Bacterial infections that cause tooth abscesses generally occur in people with poor hygiene and dental health. Pus gathered on a lump, gradually becoming more painful.

Bacteria can enter the innermost part of the tooth through either a deep cavity or a chip or crack in your tooth. The resulting infection and inflammation can cause an abscess at the tip of the root.

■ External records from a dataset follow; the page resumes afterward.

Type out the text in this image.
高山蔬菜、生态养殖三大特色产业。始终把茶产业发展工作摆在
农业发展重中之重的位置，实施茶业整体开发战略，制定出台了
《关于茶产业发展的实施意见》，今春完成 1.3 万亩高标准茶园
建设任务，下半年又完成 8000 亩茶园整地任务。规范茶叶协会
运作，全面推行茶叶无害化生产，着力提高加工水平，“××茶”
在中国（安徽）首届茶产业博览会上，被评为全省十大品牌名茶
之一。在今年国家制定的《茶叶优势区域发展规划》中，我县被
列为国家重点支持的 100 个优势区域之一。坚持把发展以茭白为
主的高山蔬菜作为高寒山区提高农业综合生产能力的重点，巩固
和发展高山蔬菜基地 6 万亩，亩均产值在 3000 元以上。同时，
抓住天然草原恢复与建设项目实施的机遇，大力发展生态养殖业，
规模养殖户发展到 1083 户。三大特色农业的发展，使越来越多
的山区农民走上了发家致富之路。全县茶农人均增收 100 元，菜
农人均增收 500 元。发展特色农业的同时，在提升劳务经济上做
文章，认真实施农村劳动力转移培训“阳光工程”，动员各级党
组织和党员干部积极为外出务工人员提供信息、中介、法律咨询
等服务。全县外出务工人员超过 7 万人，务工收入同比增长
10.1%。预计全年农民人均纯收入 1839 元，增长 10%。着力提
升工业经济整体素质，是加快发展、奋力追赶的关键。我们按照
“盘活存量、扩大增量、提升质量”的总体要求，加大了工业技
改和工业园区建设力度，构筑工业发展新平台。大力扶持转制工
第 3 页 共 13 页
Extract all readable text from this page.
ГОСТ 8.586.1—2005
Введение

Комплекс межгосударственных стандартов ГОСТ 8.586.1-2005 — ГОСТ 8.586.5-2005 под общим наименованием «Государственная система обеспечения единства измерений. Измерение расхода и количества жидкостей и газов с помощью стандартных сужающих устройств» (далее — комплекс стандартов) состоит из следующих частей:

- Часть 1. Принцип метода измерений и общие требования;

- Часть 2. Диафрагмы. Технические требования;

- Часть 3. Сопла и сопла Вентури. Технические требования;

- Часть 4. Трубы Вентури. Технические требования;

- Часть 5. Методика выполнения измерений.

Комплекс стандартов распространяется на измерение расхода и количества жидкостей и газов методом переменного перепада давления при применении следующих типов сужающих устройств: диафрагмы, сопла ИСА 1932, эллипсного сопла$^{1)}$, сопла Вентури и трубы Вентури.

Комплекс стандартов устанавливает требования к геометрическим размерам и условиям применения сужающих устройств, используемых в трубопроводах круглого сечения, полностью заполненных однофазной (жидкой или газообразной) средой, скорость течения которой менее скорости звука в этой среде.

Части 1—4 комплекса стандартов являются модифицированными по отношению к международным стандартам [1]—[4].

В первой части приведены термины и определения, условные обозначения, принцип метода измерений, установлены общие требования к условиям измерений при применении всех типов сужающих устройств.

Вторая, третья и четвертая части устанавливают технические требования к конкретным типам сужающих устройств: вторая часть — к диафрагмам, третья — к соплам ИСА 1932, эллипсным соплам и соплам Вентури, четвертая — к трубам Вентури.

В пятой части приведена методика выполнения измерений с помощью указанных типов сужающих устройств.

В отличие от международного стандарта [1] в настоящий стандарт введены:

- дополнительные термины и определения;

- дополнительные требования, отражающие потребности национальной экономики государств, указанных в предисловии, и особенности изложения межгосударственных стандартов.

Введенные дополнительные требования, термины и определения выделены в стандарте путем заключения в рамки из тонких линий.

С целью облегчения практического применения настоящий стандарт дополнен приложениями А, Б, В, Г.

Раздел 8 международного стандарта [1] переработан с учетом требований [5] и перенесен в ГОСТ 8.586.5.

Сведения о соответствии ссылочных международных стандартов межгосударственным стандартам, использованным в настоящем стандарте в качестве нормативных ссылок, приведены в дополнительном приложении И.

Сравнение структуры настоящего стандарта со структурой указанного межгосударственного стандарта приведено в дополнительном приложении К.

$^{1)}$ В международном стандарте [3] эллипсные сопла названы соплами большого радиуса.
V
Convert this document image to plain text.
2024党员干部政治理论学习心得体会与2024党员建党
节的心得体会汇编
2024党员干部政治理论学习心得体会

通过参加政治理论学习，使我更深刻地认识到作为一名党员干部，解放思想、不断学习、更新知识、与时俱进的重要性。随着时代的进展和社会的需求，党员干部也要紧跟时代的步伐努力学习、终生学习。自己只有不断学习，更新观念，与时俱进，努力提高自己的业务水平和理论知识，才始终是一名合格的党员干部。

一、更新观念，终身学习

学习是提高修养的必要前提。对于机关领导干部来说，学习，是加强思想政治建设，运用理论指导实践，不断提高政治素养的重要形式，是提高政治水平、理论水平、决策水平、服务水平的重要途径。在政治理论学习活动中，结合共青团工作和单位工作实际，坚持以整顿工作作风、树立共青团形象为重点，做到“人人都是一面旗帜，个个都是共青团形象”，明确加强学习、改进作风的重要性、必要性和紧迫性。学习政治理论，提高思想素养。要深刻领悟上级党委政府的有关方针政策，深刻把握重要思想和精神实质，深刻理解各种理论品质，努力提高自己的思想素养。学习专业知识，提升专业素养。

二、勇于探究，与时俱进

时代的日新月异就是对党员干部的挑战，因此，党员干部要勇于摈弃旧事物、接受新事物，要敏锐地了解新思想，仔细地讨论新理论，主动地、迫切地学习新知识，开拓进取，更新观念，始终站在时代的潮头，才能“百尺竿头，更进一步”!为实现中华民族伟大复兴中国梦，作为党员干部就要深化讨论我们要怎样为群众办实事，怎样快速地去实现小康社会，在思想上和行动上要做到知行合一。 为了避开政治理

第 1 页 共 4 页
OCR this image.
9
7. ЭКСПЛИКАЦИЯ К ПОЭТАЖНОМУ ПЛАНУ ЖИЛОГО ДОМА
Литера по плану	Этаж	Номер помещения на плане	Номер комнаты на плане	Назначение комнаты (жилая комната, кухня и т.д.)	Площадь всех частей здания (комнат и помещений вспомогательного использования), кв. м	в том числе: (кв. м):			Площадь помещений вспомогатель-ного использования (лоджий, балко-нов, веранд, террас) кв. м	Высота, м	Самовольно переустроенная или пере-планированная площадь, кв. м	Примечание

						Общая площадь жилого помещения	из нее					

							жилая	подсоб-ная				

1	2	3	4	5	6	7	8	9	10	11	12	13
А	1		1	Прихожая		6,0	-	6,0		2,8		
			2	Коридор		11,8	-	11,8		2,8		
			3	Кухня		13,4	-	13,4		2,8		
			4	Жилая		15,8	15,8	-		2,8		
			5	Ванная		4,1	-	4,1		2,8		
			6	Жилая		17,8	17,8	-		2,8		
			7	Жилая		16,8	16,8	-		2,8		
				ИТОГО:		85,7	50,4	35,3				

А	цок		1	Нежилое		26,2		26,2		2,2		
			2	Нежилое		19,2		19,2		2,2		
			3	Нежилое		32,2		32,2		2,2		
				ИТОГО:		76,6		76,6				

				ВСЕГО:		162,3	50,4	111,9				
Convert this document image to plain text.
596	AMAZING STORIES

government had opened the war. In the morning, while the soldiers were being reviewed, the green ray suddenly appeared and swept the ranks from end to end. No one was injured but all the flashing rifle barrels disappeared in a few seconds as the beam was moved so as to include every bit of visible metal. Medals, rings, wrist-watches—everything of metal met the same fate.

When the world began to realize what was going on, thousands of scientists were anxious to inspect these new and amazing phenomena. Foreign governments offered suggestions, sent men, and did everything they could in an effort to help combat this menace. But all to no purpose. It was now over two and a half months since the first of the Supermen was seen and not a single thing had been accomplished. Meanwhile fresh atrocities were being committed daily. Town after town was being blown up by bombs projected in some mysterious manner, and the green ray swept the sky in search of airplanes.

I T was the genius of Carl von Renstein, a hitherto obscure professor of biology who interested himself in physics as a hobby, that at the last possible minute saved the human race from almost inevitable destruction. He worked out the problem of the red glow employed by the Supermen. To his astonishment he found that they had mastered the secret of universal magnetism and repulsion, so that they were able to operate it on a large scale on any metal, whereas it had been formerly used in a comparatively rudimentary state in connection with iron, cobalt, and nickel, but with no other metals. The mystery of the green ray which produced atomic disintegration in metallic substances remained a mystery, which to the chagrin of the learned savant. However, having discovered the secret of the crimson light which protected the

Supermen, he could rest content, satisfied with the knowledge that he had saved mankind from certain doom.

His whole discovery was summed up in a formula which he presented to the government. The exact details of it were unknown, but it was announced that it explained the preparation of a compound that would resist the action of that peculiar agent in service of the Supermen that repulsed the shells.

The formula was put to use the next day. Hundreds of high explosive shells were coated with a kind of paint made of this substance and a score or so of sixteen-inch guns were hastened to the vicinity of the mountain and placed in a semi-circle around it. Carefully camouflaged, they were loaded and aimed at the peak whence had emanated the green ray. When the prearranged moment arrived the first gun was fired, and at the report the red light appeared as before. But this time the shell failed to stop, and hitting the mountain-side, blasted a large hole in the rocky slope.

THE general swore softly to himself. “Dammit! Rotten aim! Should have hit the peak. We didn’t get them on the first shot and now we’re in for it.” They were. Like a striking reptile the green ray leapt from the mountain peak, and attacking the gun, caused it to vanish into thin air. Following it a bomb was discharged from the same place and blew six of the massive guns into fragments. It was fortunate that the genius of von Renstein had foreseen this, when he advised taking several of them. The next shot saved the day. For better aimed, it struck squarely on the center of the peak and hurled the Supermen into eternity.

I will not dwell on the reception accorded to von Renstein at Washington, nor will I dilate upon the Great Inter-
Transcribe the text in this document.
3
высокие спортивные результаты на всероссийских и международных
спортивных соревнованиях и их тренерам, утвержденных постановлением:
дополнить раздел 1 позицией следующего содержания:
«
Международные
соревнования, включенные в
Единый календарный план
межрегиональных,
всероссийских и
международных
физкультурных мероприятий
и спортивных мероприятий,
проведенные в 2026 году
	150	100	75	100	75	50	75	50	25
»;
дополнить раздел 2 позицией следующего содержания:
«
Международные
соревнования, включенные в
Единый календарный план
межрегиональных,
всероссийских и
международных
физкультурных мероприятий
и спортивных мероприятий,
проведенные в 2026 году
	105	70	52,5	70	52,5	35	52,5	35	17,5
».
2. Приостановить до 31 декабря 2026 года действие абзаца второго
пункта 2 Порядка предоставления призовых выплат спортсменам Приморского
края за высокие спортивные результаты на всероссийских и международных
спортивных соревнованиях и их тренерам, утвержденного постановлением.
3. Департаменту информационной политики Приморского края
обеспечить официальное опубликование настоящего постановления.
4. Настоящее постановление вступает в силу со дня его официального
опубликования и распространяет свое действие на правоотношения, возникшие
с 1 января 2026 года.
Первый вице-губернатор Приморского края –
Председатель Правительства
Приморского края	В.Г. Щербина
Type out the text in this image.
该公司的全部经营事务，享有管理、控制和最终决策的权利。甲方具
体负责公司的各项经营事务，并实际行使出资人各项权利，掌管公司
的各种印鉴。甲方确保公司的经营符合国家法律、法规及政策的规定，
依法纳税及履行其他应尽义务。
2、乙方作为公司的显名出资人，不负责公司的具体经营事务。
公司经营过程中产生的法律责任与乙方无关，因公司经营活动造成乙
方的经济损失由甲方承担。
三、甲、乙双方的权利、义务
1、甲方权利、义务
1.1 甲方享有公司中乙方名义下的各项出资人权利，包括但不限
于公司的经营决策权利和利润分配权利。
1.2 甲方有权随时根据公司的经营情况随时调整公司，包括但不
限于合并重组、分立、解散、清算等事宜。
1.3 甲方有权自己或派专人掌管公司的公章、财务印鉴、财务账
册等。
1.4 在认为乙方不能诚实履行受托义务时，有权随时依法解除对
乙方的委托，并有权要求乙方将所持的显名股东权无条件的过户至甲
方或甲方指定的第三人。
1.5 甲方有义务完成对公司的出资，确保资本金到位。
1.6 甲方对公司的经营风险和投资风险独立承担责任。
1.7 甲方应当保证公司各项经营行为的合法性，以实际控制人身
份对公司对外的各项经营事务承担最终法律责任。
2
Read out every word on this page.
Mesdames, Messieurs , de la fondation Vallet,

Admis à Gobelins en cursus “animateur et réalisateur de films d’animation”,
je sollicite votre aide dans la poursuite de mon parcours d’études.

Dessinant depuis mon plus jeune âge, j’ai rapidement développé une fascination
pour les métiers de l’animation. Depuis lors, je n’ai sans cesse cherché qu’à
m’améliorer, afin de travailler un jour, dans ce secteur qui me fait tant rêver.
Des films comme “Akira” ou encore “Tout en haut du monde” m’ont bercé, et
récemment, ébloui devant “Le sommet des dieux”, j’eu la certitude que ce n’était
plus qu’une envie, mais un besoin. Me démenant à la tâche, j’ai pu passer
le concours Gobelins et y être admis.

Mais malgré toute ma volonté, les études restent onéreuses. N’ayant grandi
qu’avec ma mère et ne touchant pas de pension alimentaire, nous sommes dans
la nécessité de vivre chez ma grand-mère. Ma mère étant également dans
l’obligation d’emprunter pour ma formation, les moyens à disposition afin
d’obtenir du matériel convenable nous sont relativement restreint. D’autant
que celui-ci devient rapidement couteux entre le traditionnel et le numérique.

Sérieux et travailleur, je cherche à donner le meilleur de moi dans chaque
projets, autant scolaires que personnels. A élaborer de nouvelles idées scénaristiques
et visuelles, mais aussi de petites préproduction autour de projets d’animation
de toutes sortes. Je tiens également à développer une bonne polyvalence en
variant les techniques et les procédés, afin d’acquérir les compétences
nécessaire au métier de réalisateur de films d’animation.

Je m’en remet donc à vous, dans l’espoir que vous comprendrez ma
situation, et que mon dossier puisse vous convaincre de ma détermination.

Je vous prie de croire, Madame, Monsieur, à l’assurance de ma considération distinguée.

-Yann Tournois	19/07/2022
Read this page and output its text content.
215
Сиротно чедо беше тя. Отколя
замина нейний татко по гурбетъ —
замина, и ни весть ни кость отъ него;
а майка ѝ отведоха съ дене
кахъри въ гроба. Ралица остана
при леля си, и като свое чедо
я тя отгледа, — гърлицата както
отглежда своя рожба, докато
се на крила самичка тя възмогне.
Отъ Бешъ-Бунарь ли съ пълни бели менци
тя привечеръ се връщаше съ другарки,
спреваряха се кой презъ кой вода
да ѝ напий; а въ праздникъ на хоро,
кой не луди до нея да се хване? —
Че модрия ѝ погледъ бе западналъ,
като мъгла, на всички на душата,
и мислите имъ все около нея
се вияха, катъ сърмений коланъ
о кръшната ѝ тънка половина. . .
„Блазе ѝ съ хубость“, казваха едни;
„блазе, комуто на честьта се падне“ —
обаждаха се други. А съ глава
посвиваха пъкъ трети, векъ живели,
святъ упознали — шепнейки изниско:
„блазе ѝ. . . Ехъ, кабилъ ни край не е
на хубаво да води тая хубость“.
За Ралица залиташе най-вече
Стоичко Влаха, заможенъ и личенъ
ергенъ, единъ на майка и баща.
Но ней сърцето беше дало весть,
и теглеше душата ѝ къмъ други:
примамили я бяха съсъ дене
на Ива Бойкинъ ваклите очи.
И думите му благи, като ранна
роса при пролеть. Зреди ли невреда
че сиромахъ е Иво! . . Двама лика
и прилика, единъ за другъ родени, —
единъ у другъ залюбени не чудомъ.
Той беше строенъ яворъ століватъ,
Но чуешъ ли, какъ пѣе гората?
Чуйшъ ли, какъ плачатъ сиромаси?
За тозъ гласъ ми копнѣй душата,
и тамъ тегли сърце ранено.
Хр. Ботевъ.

This disease can be prevented by regularly brushing teeth or cleaning teeth using dental floss. It is recommended that someone routinely check his teeth to the dentist to avoid tooth decay and damage.

Symptoms
Some symptoms that are usually felt by people with dental abscesses are:
  • Swelling of the face or cheeks.
  • Lymph nodes under the jaw or on the neck swell and feel pain.
  •  
  • Redness of the mouth and face.
  • Sensitive to pressure when chewing or biting.
  • Sensitive in hot or cold temperatures.
  • Severe pain and throbbing in the teeth, which can spread to the bones of the jaw, neck or ears.
  • When a lump of abscess ruptures, it suddenly smells unpleasant from the mouth, and the tongue tastes rotten, and salty liquid appears in the mouth.
Risk factors
The cause of the appearance of a tooth abscess is the development of bacteria in the oral cavity that spreads to the soft tissues and bones of the face and neck. Bacteria enter the dental pulp through the tooth cavity or cracks in the patient's teeth. Inside the pulp itself there are several blood vessels, nerves and connective tissue.
Some factors that can increase a person's risk of suffering from a tooth abscess are:
  • High-sugar foods. Eating foods and drinks with high sugar content can cause holes in the teeth that can develop into a tooth abscess.
  • Poor dental hygiene. People who do not take care of their teeth and gums should be at risk of developing dental problems, including dental abscesses.
Diagnosis
To diagnose a patient who is suspected of having a dental abscess, doctors generally will carry out several examination measures such as:
  • Physical examination. The doctor will examine the patient's oral cavity as a whole.
  • Knocking the patient's teeth. Teeth that suffer from abscesses usually become sensitive to touch or pressure.
  • Scanning X-rays will help the doctor identify an abscess and see if the infection has spread and causes abscesses in other parts of the body. If the abscess has spread to the neck, doctors will usually recommend a CT scan.
Treatment and Complications
Some of the treatment steps that doctors will generally take to treat dental abscesses are:
  • Make a canal to the root of the tooth. The doctor will drill into the bottom of the tooth, remove the soft tissue that is the center of the infection, and drain the abscess. This method can eliminate infection and save the patient's teeth.
  • Drying abscesses, by making a small incision in the abscess lump and removing pus from it.
  • Give antibiotics. If the infection has spread to other teeth, the doctor will prescribe antibiotics to stop the spread of bacteria.
  • Pull out infected teeth. If it cannot be saved, the affected tooth will be removed. The doctor will then drain the abscess.
If not handled properly, people with dental abscesses are at risk of several complications such as:
  • Spread of infection, to other body parts such as the jaw, neck or head.
  • Deadly infections that spread throughout the body.